Created 11-04-2015 11:05 PM
REGISTER /tmp/tez-tfile-parser-0.8.2-SNAPSHOT.jar; yarnlogs = LOAD '/app-logs/hdfs/logs/**/*' USING org.apache.tez.tools.TFileLoader(); lines_with_fetchertime = FILTER yarnlogs BY $2 matches '.*freed by fetcher.*';
This was the code that I used to extract specific text in logs. However, TFileLoader in tez-tools does not seem to scale up that well when we pass a folder with ton on logs. tez-tools I believe is also not part of HDP. You need to build it separately. Worked well on smaller datasets and ran into issues on bigger datasets
Thanks
Created 10-28-2015 10:55 PM
According to the Azure blog, the yarn container logs under /app-logs are not directly readable, as they are written in a TFile, binary format indexed by container. Normally one can use the yarn cli tool, it emits the content in the stdout:
yarn logs -applicationId <applicationId
Created 10-29-2015 12:16 AM
Good pointer on TFile. We can read TFiles.

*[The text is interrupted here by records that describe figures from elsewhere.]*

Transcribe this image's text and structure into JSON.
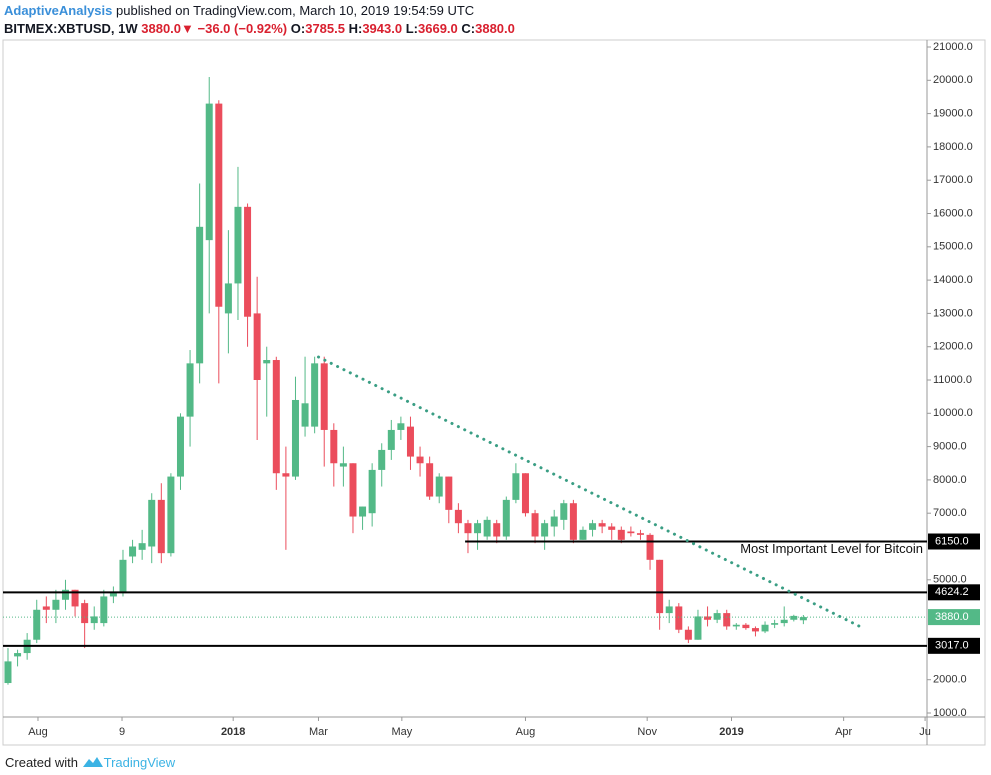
{
  "header": {
    "author": "AdaptiveAnalysis",
    "published": "published on TradingView.com, March 10, 2019 19:54:59 UTC",
    "symbol": "BITMEX:XBTUSD, 1W",
    "price": "3880.0",
    "change": "−36.0 (−0.92%)",
    "ohlc": [
      {
        "label": "O:",
        "value": "3785.5"
      },
      {
        "label": "H:",
        "value": "3943.0"
      },
      {
        "label": "L:",
        "value": "3669.0"
      },
      {
        "label": "C:",
        "value": "3880.0"
      }
    ]
  },
  "chart_data": {
    "type": "candlestick",
    "up_color": "#53b987",
    "down_color": "#eb4d5c",
    "open": [
      1900,
      2700,
      2800,
      3200,
      4200,
      4100,
      4400,
      4700,
      4300,
      3700,
      3700,
      4500,
      4600,
      5700,
      5900,
      6000,
      7400,
      5800,
      8100,
      9900,
      11500,
      15200,
      19300,
      13000,
      13900,
      16200,
      13000,
      11500,
      11600,
      8200,
      8100,
      9600,
      9600,
      11500,
      9500,
      8400,
      8500,
      6900,
      7000,
      8300,
      8900,
      9500,
      9600,
      8700,
      8500,
      7500,
      8100,
      7100,
      6700,
      6400,
      6300,
      6700,
      6300,
      7400,
      8200,
      7000,
      6300,
      6600,
      6800,
      7300,
      6200,
      6500,
      6700,
      6600,
      6500,
      6450,
      6400,
      6350,
      5600,
      4000,
      4200,
      3500,
      3200,
      3900,
      3800,
      4000,
      3600,
      3650,
      3550,
      3450,
      3650,
      3700,
      3800,
      3785
    ],
    "close": [
      2550,
      2800,
      3200,
      4100,
      4100,
      4400,
      4700,
      4200,
      3700,
      3900,
      4500,
      4600,
      5600,
      6000,
      6100,
      7400,
      5800,
      8100,
      9900,
      11500,
      15600,
      19300,
      13200,
      13900,
      16200,
      12900,
      11000,
      11600,
      8200,
      8100,
      10400,
      10300,
      11500,
      9500,
      8500,
      8500,
      6900,
      7200,
      8300,
      8900,
      9500,
      9700,
      8700,
      8500,
      7500,
      8100,
      7100,
      6700,
      6400,
      6700,
      6800,
      6300,
      7400,
      8200,
      7000,
      6300,
      6700,
      6900,
      7300,
      6200,
      6500,
      6700,
      6600,
      6500,
      6200,
      6400,
      6350,
      5600,
      4000,
      4200,
      3500,
      3200,
      3900,
      3800,
      4000,
      3600,
      3650,
      3550,
      3450,
      3650,
      3700,
      3800,
      3916,
      3880
    ],
    "high": [
      2950,
      2900,
      3400,
      4400,
      4500,
      4700,
      5000,
      4700,
      4400,
      4200,
      4700,
      4800,
      5900,
      6200,
      6500,
      7600,
      7900,
      8200,
      10000,
      11900,
      16900,
      20100,
      19400,
      15500,
      17400,
      16300,
      14100,
      12000,
      11700,
      9000,
      11100,
      11700,
      11700,
      11700,
      9700,
      9000,
      8500,
      7200,
      8500,
      9100,
      9800,
      9900,
      9900,
      9000,
      8700,
      8200,
      8100,
      7300,
      6800,
      6800,
      6900,
      6800,
      7500,
      8500,
      8200,
      7100,
      6800,
      7100,
      7400,
      7400,
      6600,
      6800,
      6800,
      6700,
      6600,
      6600,
      6500,
      6400,
      5600,
      4400,
      4300,
      3600,
      4100,
      4200,
      4100,
      4100,
      3700,
      3700,
      3600,
      3750,
      3800,
      4200,
      3950,
      3943
    ],
    "low": [
      1850,
      2400,
      2600,
      3100,
      3700,
      3700,
      4100,
      3900,
      2950,
      3500,
      3600,
      4300,
      4500,
      5500,
      5600,
      5500,
      5500,
      5700,
      7700,
      9000,
      10900,
      13000,
      10900,
      11800,
      12800,
      12000,
      9200,
      9900,
      7700,
      5900,
      8000,
      9300,
      9400,
      8400,
      7800,
      7800,
      6400,
      6500,
      6600,
      7800,
      8600,
      9200,
      8300,
      8100,
      7400,
      7300,
      6700,
      6400,
      5800,
      5900,
      6200,
      6100,
      6200,
      7300,
      6900,
      6100,
      5900,
      6300,
      6500,
      6100,
      6200,
      6300,
      6400,
      6200,
      6100,
      6300,
      6200,
      5300,
      3500,
      3700,
      3400,
      3100,
      3200,
      3600,
      3700,
      3500,
      3500,
      3500,
      3300,
      3400,
      3550,
      3600,
      3750,
      3669
    ],
    "xlim": [
      -0.52,
      95.9
    ],
    "xticks": [
      {
        "value": 3.13,
        "label": "Aug"
      },
      {
        "value": 11.9,
        "label": "9"
      },
      {
        "value": 23.5,
        "label": "2018"
      },
      {
        "value": 32.4,
        "label": "Mar"
      },
      {
        "value": 41.1,
        "label": "May"
      },
      {
        "value": 54,
        "label": "Aug"
      },
      {
        "value": 66.7,
        "label": "Nov"
      },
      {
        "value": 75.5,
        "label": "2019"
      },
      {
        "value": 87.2,
        "label": "Apr"
      },
      {
        "value": 95.7,
        "label": "Ju"
      }
    ],
    "ylim": [
      880,
      21210
    ],
    "yticks": [
      {
        "value": 1000,
        "label": "1000.0"
      },
      {
        "value": 2000,
        "label": "2000.0"
      },
      {
        "value": 5000,
        "label": "5000.0"
      },
      {
        "value": 7000,
        "label": "7000.0"
      },
      {
        "value": 8000,
        "label": "8000.0"
      },
      {
        "value": 9000,
        "label": "9000.0"
      },
      {
        "value": 10000,
        "label": "10000.0"
      },
      {
        "value": 11000,
        "label": "11000.0"
      },
      {
        "value": 12000,
        "label": "12000.0"
      },
      {
        "value": 13000,
        "label": "13000.0"
      },
      {
        "value": 14000,
        "label": "14000.0"
      },
      {
        "value": 15000,
        "label": "15000.0"
      },
      {
        "value": 16000,
        "label": "16000.0"
      },
      {
        "value": 17000,
        "label": "17000.0"
      },
      {
        "value": 18000,
        "label": "18000.0"
      },
      {
        "value": 19000,
        "label": "19000.0"
      },
      {
        "value": 20000,
        "label": "20000.0"
      },
      {
        "value": 21000,
        "label": "21000.0"
      }
    ],
    "levels": [
      {
        "value": 6150,
        "label": "6150.0",
        "from": 47.7
      },
      {
        "value": 4624.2,
        "label": "4624.2"
      },
      {
        "value": 3017,
        "label": "3017.0"
      }
    ],
    "current_price": {
      "value": 3880,
      "label": "3880.0"
    },
    "trendline": {
      "x": [
        32.4,
        89
      ],
      "values": [
        11690,
        3583
      ]
    },
    "annotation": "Most Important Level for Bitcoin"
  },
  "footer": {
    "created": "Created with",
    "brand": "TradingView"
  }
}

I just loaded it in pig using org.apache.tez.tools.TFileLoader which is in tez-tools (built from source from git)
Created 10-31-2015 12:53 PM
Could you share code or example on loading into pig ?
Created 11-04-2015 11:05 PM
REGISTER /tmp/tez-tfile-parser-0.8.2-SNAPSHOT.jar; yarnlogs = LOAD '/app-logs/hdfs/logs/**/*' USING org.apache.tez.tools.TFileLoader(); lines_with_fetchertime = FILTER yarnlogs BY $2 matches '.*freed by fetcher.*';
This was the code that I used to extract specific text in logs. However, TFileLoader in tez-tools does not seem to scale up that well when we pass a folder with ton on logs. tez-tools I believe is also not part of HDP. You need to build it separately. Worked well on smaller datasets and ran into issues on bigger datasets
Thanks
Created 12-19-2017 10:43 AM
This method of using yarn command does not cover the use case of running HDInsight cluster on demand when cluster created to run the pipeline and then deleted. One approach is to use https://github.com/shanyu/hadooplogparser .
Is there any option to configure YARN logger to produce text and not TFile binary format?